Am I brave enough? Am I being too cautious? Am I doing right?
It becomes yet another form of passivity. Aristotle’s point was not that we should understand the virtues perfectly. It was that we should practice them. It’s a bit like learning to ride a bike. You can read as much as you want about balance, but it’s only when you start riding that you learn. And yes, you will wobble.
Creativity as a result of how you live
The most interesting thing about this perspective is that creativity stops being something mysterious. It becomes a consequence of how you act in everyday life.
If you practice being curious, brave, reflective and persistent, you will become more creative. Not because you’re trying to be creative, but because you have created the conditions for it. It is a rather deromanticized image. But also a significantly more useful one.
A thought that might be bothering
Perhaps the biggest misconception is that creativity is something you either have or you don’t. Perhaps it is rather something you allow or prevent.
And if Aristotle was right, which he annoyingly often is, then that means you already know what you need to do.

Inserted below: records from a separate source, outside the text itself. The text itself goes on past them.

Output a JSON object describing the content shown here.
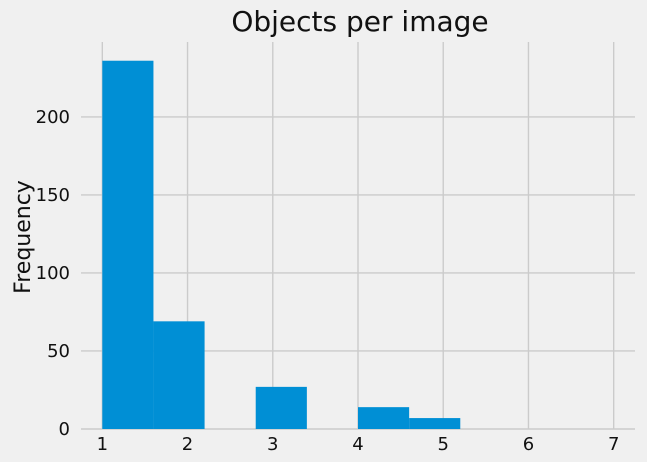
{
  "chart_data": {
    "type": "bar",
    "title": "Objects per image",
    "xlabel": "",
    "ylabel": "Frequency",
    "bins": [
      {
        "x0": 1.0,
        "x1": 1.6,
        "value": 236
      },
      {
        "x0": 1.6,
        "x1": 2.2,
        "value": 69
      },
      {
        "x0": 2.2,
        "x1": 2.8,
        "value": 0
      },
      {
        "x0": 2.8,
        "x1": 3.4,
        "value": 27
      },
      {
        "x0": 3.4,
        "x1": 4.0,
        "value": 0
      },
      {
        "x0": 4.0,
        "x1": 4.6,
        "value": 14
      },
      {
        "x0": 4.6,
        "x1": 5.2,
        "value": 7
      }
    ],
    "xlim": [
      0.75,
      7.25
    ],
    "ylim": [
      0,
      248
    ],
    "x_ticks": [
      "1",
      "2",
      "3",
      "4",
      "5",
      "6",
      "7"
    ],
    "y_ticks": [
      "0",
      "50",
      "100",
      "150",
      "200"
    ],
    "grid": true,
    "bar_color": "#008fd5",
    "background_color": "#f0f0f0",
    "grid_color": "#cbcbcb"
  }
}
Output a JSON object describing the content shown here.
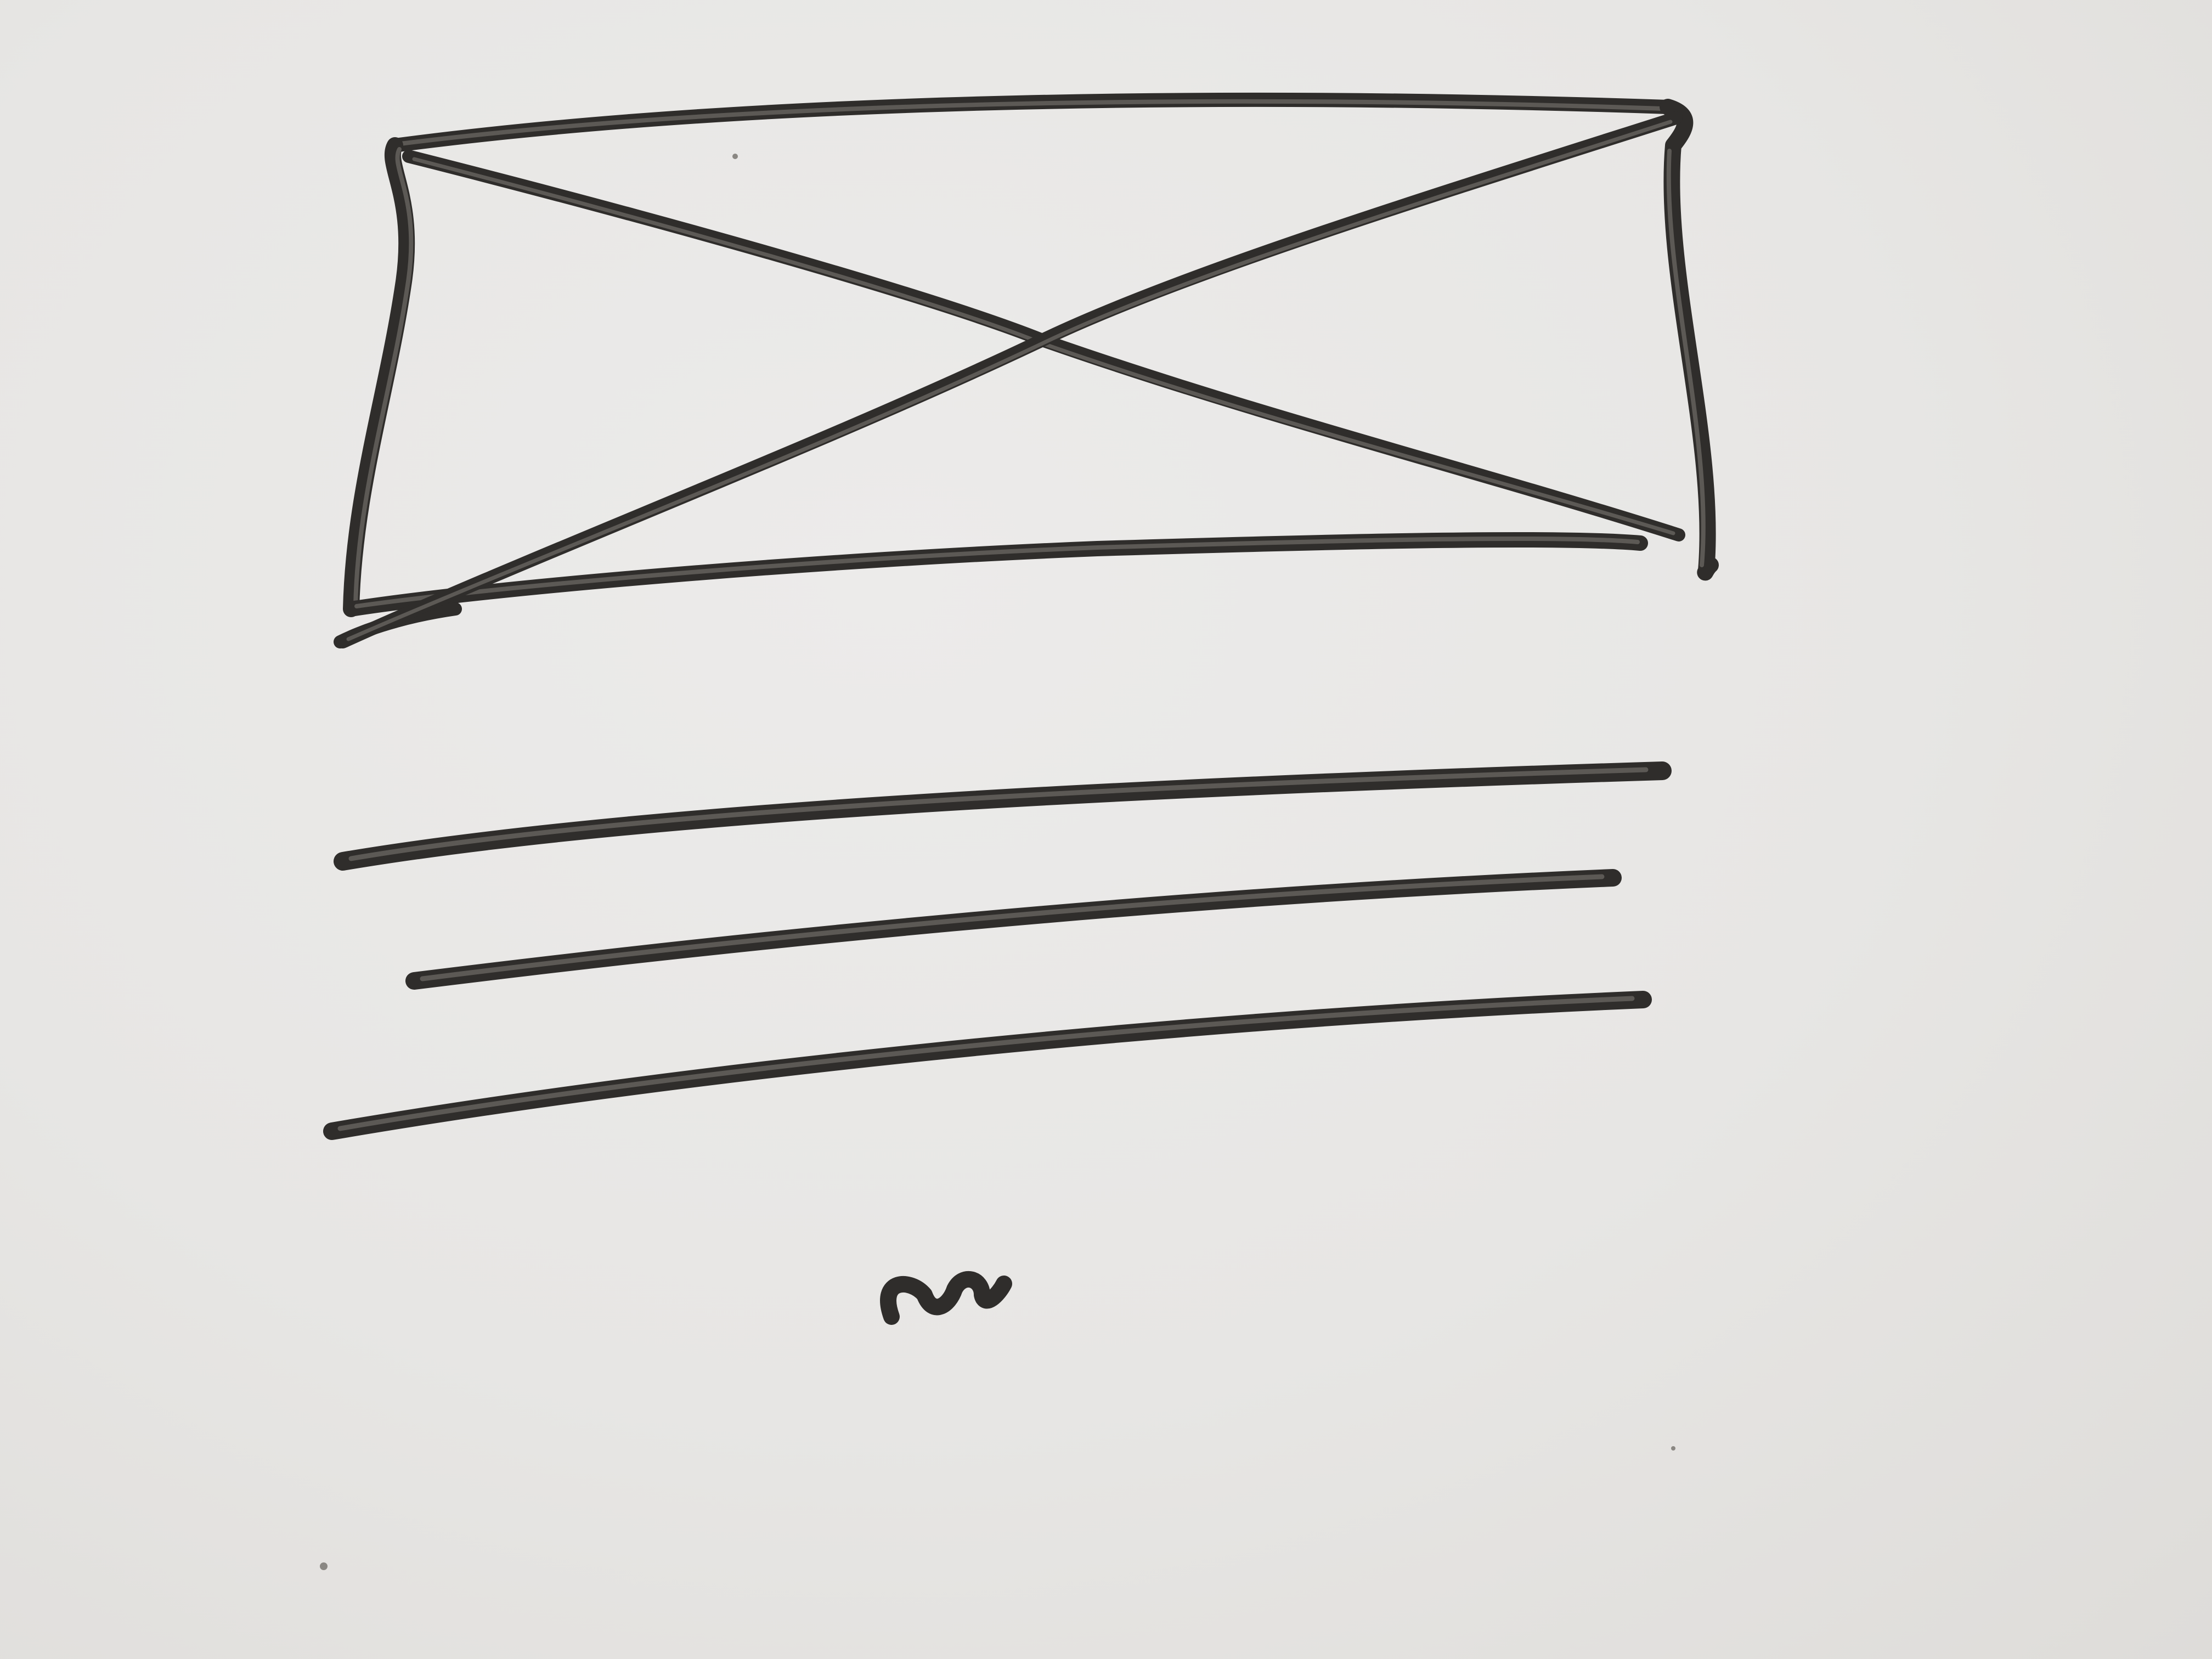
{
  "sketch": {
    "kind": "hand-drawn wireframe on paper",
    "elements": [
      "image-placeholder-box",
      "text-line-1",
      "text-line-2",
      "text-line-3",
      "squiggle"
    ]
  },
  "colors": {
    "paper": "#e8e7e5",
    "ink": "#2f2d2b",
    "ink_highlight": "#5c5955"
  }
}
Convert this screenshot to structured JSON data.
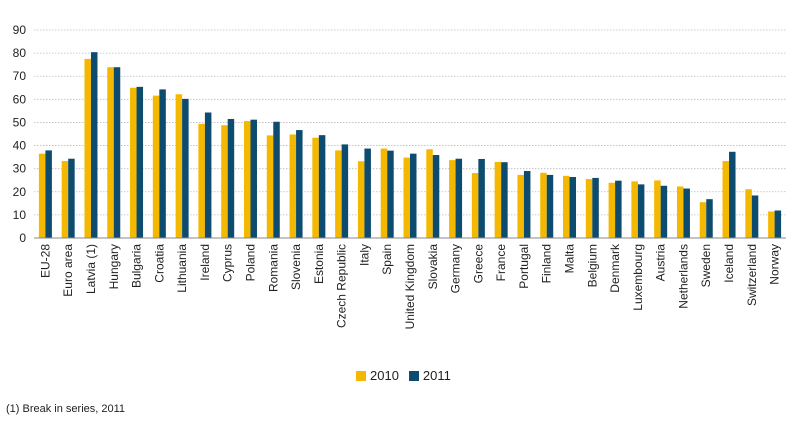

The only question is whether you are willing to do it enough times for it to become a part of who you are.
Aristotle’s 12 virtues
Aristotle did not exactly formulate “12 principles” as a fixed list. What he described was a system of virtues that lie between two extremes, and different interpretations have later packaged these into lists, sometimes twelve in number.
Below follows an established interpretation with twelve central virtues from his thinking, formulated correctly in spirit and with short examples.
1. Courage
Courage is about balancing cowardice and foolhardiness.
Example: You dare to present a new idea to the management even though you are unsure, but you do it prepared and well thought out.
2. Temperance
Temperance is about controlling desires and avoiding excess.
Example: You work hard but don’t burn yourself out, but make sure that rest and recovery are included.
3. Generosity
Generosity is the balance between stinginess and waste.
Example: You share your knowledge with colleagues without giving everything away without thought.
4. Magnificence
Magnificence is about managing large resources or ambitions in a dignified way.
Example: You lead a big project and dare to think big, but without being pompous or exaggerated.
5. Proper Pride
Proper pride is having a healthy self-image, neither diminishing nor exaggerating oneself.
Example: You take a seat when you have competence, but do not need to constantly assert yourself.
6. Patience
Patience is about managing anger and frustration at the right level.
Example: You get irritated when something goes wrong, but react proportionately instead of exploding.
7. Truthfulness
Truthfulness is being honest without being brutal or false.
Example: You give feedback that is honest but worded so that the recipient can absorb it.
8. Friendliness
Friendliness is about being socially flexible without being pushy.
Example: You are nice and inclusive, but also dare to speak up when something doesn’t work.
9. Wit
Wit is the ability to use humor in the right way.
Example: You joke in the right situation and lighten the mood, but avoid hurting or taking over.
10. Justice
Justice is about giving each person what is reasonable and right.
Example: You allocate resources in a team based on need and performance, not favoritism.
11. Friendship
Friendship is building relationships based on mutual respect and benefit.
Example: You invest in relationships where you both support and develop each other.
12. Practical wisdom
Practical wisdom is about being able to make good decisions in complex situations.
Example: You know when to follow a plan and when to improvise, based on the situation.
The interesting thing about these virtues is that they are not about being perfect, but about constantly adjusting between extremes. It’s like tuning an old radio where you’re constantly fine-tuning the frequency to get a clear signal.
And perhaps this is precisely where the connection to creativity becomes clear. Creativity is not about being extreme in any direction, but about being able to move in between.
The question is not which of these you lack. The question is which one do you train every day.